Fragment du manuscrit de Journal d'un raté, et du prière d'insérer Pauvert.


    Sur le mur, est épinglée une grande photo en noir et blanc d’Elena nue chevauchant un cheval de bois, devant un quartier de bœuf (exposée à la galerie Chemiakine à Saint-Pétersbourg). Thierry maîtrise déjà bien l’anglais, c’est heureux, le mien est de pacotille. Édouard reste solidement planté au milieu de la pièce dans des bottes noires pointues à talons, tee-shirt noir et pantalon blanc, nous scrutant de ses yeux clairs derrière ses épais verres de myope. Il rigole quand on lui avoue ne pas être vraiment journalistes de radio ou d’ailleurs. On n’en compte pas moins placer un article sur l’écrivain russe qui n’est pas dupe de l’Amérique, à rebours des zélateurs du Monde Libre et autres dissidents de l’époque. On n’oppose pas un monde contre l’autre, on cherche des jonctions. On baigne dans le free jazz, le punk, l’international dada, la Joy Division, la Lola Rastaquouère, le toaster LKJ et son England is a bitch, la boxe d’un Cravan, la poésie ferroviaire d’un Cendrars, le fil du rasoir d’un Chandler, le smoking Dracula, j’en passe. Rassuré par ce préambule, il sort du frigo une bouteille de vodka glacée noircie aux épices, et on se poivre pour ouvrir les cœurs, éclaircir les idées. J’ai emmené un magnéto à cassette, un appareil photo. 

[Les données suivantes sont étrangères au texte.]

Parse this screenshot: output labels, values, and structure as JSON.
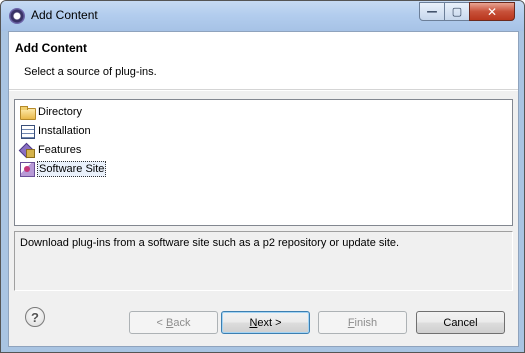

    À défaut d’employeur, on a le matériel. On veut croire qu’il ressemble au seul dissident punk. Il faut bien un angle. Édouard rigole encore. On sait que les Américains exhibent les dissidents soviets pour flatter leurs valeurs d’humanistes, sans pour autant se refuser l’agent orange et les bombes au napalm. Édouard explique que les Russes en ont profité. Ils ont fabriqué des dissidents sur mesure en monnaie d’échange de leurs espions, comme ils l’ont fait avec Chtcharansky. À croire que les dissidents sont finalement des produits d’exportation soviétiques. 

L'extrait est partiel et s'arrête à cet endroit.